Si l'île compte 6'000 Italiens, elle supporte aussi 2'000 requérants d'asile dans un camp destiné à en accueillir 800. Depuis le funeste naufrage, les survivants reprennent leurs esprits en attendant d'être transféré ailleurs. Où? C'est toute la question.

Les politiques gardent l’ambigüité: à l'humanisme d'une situation critique s'oppose une immigration illégale dont personne ne veut. Qu'on estime que les survivants du naufrage aient gagné leur entrée parce qu'ils ont assez souffert et tous les prochains boat-people à destination de l'Europe couleront à leur tour à cinq cent mètres des côtes, surnage qui peut. Et personne pour poursuivre les politiciens au nom de l'encouragement à l'immigration illégale...

L'Europe définit simplement quel est le prix du ticket et les modalités de paiement.  Il est facile - populiste même, pour employer un terme à la mode - de plaider la clémence et l'ouverture, mais cela ne fera que provoquer un appel d'air. Comme le répondit le président Deng Xiaoping à des journalistes américains s'inquiétant de l'impossibilité pour les Chinois de quitter leur pays:

"Mais qu'à cela ne tienne, combien de millions en voulez-vous?"


Les donneurs de leçon se tinrent coi. Les journalistes de l'époque avaient plus de jugeote que les humanistes de la nôtre.

Combien de millions en voulons-nous?

Et lesquels voulons-nous?

Entrer en Europe aujourd'hui n'implique pas d'être en règle avec les autorités, instruit ni porteur de talents.

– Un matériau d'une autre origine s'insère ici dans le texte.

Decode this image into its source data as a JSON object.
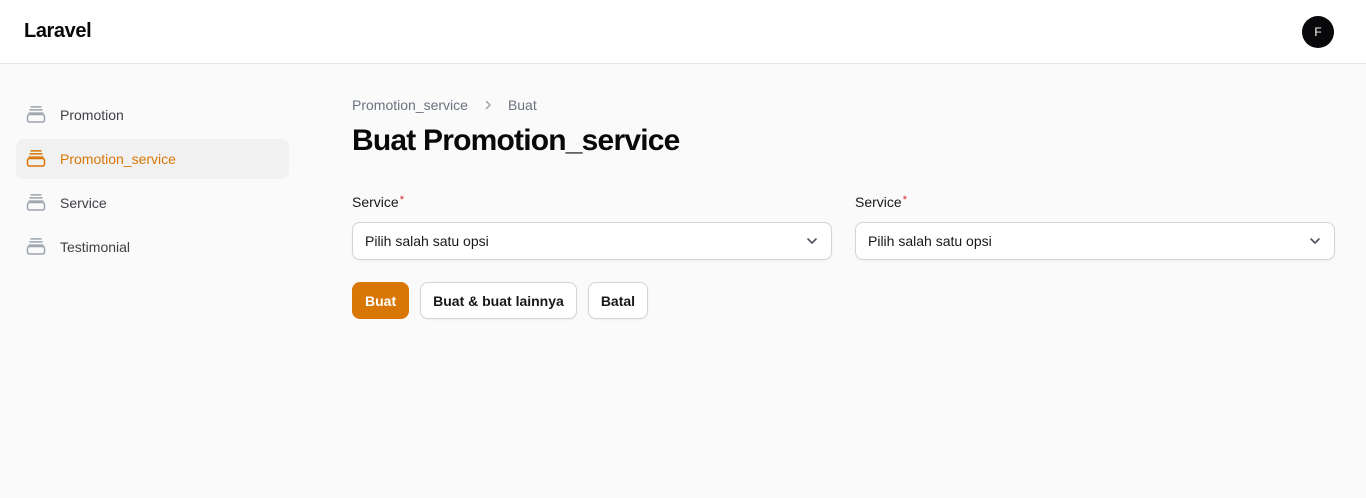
{
  "header": {
    "brand": "Laravel",
    "user_initial": "F"
  },
  "sidebar": {
    "items": [
      {
        "label": "Promotion",
        "icon": "stack-icon",
        "active": false
      },
      {
        "label": "Promotion_service",
        "icon": "stack-icon",
        "active": true
      },
      {
        "label": "Service",
        "icon": "stack-icon",
        "active": false
      },
      {
        "label": "Testimonial",
        "icon": "stack-icon",
        "active": false
      }
    ]
  },
  "breadcrumb": {
    "items": [
      "Promotion_service",
      "Buat"
    ]
  },
  "page": {
    "title": "Buat Promotion_service"
  },
  "form": {
    "fields": [
      {
        "label": "Service",
        "required_mark": "*",
        "value": "Pilih salah satu opsi"
      },
      {
        "label": "Service",
        "required_mark": "*",
        "value": "Pilih salah satu opsi"
      }
    ]
  },
  "actions": {
    "create": "Buat",
    "create_another": "Buat & buat lainnya",
    "cancel": "Batal"
  },
  "colors": {
    "accent": "#d97706",
    "avatar_bg": "#09090b",
    "required": "#dc2626"
  }
}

Pas besoin non plus de respecter la société occidentale, puisque le voyage implique de violer dès son arrivée les lois du pays d'accueil. Il faut simplement s'arranger avec des passeurs.

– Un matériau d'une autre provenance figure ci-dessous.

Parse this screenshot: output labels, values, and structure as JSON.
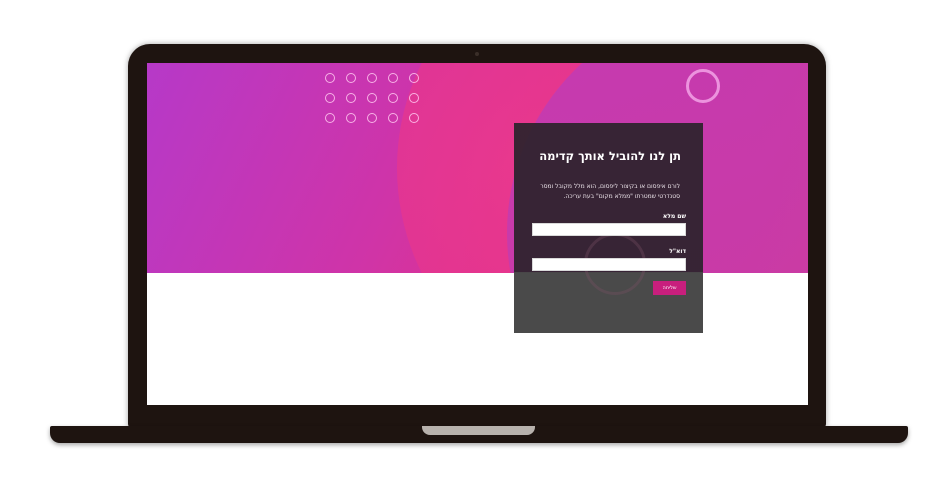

D'innombrables familles se privent ou empruntent à des individus peu recommandables un budget pour un aller simple vers l'Europe. S'ils survivent, les candidats au voyage auront une dette auprès des mafias. Comme ils auront rarement des compétences à faire valoir, ils se cantonneront à des travaux au noir, de petits trafics ou la criminalité pure et simple - une vie entièrement aux dépens de la société.

Pour entrer en Europe aujourd'hui il faut être sans scrupule et bon nageur. Pas besoin d'être devin pour se douter que cette "immigration choisie" n'est pas la meilleure.

On se prend à rêver à ce que pourrait être une immigration au mérite où les familles candidates soucieuses de s'intégrer investiraient dans les compétences de leurs enfants, où elles auraient le droit de venir en Europe par la grande porte après avoir passé un concours, plutôt qu'à payer des réseaux de passeurs comme maintenant. On pourrait imaginer une immigration au parrainage où les hôtes se porteraient garant de leurs invités étrangers, y compris sur le plan financier. On pourrait imaginer des solutions créatives et constructives.

Mais il est apparemment plus facile de criminaliser les pêcheurs portant secours et de décréter une journée des pleurs que d'avoir un discours cohérent sur l'immigration, pour le plus grand malheur des prochains noyés.